How Is Hypochondria Diagnosed?
Many times a primary care doctor will recognize the symptoms of hypochondria in a patient who makes repeated appointments in hopes of finding an underlying illness or disease. If the doctor suspects hypochondria, he will likely ask you to fill out a psychological questionnaire and will conduct a psychological evaluation.
During the evaluation, you will be asked about the symptoms you are having, your thoughts about the symptoms and the overall state of your health, your behavior patterns, and how your symptoms and thoughts affect your everyday life.

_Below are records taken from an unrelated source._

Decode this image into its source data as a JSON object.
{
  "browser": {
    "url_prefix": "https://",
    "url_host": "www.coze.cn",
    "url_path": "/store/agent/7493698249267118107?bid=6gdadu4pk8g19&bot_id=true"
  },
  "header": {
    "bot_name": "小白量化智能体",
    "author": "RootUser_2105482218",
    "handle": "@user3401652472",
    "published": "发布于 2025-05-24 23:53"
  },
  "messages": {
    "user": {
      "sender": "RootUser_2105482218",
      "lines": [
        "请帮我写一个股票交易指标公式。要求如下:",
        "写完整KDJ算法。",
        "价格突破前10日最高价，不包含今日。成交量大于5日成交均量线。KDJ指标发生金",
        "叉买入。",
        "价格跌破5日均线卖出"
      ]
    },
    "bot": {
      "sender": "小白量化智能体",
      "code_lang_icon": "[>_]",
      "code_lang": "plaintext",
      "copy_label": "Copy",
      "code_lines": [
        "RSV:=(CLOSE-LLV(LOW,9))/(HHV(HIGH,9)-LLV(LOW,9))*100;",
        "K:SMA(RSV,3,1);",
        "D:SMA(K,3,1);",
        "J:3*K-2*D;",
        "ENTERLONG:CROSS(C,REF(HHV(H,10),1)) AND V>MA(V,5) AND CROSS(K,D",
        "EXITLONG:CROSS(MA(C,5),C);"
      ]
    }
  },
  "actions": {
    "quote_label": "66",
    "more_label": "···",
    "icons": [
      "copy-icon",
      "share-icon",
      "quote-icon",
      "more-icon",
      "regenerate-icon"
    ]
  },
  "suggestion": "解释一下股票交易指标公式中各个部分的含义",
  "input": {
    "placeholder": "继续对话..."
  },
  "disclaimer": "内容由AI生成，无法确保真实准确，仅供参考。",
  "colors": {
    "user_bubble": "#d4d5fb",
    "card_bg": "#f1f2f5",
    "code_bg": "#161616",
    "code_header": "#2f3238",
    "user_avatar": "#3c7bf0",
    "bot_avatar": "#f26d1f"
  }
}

If the symptoms for hypochondria, as presented in the Diagnostic and Statistical Manual of Mental Disorders are present, a diagnosis can be confirmed. The required symptoms that must be present for a diagnosis to be made include:
- A preoccupation with having an undiagnosed serious illness based on symptoms that has lasted for 6 months or longer
- Obsessive worrying about the preoccupation
- Preoccupation interferes with daily life
How Is Hypochondria Treated?
Treatment for hypochondria involves mental health solutions such as professional psychological therapy, education and possibly the use of medications. The most commonly used form of treatment for hypochondria is psychotherapy, particularly cognitive behavior therapy. This type of therapy helps an individual to recognize obsessive behaviors which allows him to work to put an end to them.
Psychoeducation is a form of counseling that helps the individual and his loved ones develop a better understanding of the condition and teaches coping mechanisms, and can also be an effective treatment. Sometimes, medications may be recommended to help treat other mental disorders that can intensify hypochondria.
Can Hypochondria Be Treated With Home Remedies?
Hypochondria generally requires professional treatment, however, there are steps that can be taken at home to alleviate symptoms and help get the condition under control. It is important to stick with the treatment plan that your health care provider has developed for you. Attending all therapy sessions and being sure to take all medications as prescribed can help ensure that your treatment plan stays on course.
It is important to learn to recognize what your triggers are so that you can avoid them whenever possible. Developing a plan of attack for how to handle symptoms if they return can also be helpful.
Lifestyle choices are important for keeping the condition under control. Engaging in physical activity can help manage many of the symptoms of hypochondria, especially anxiety, stress, depression and obsessive thoughts. Avoiding drugs and alcohol is important as they can make symptoms worse and increase anxiety levels. In addition, they may interfere with certain medications.
Hypochondria can be a debilitating condition that can interfere with your everyday life if left untreated. It is important to understand that it is not necessary to suffer from this condition, obsessively worrying about the state of your health. Although hypochondria may never go away completely, treatment options are available that can bring symptoms under control and help you manage the condition.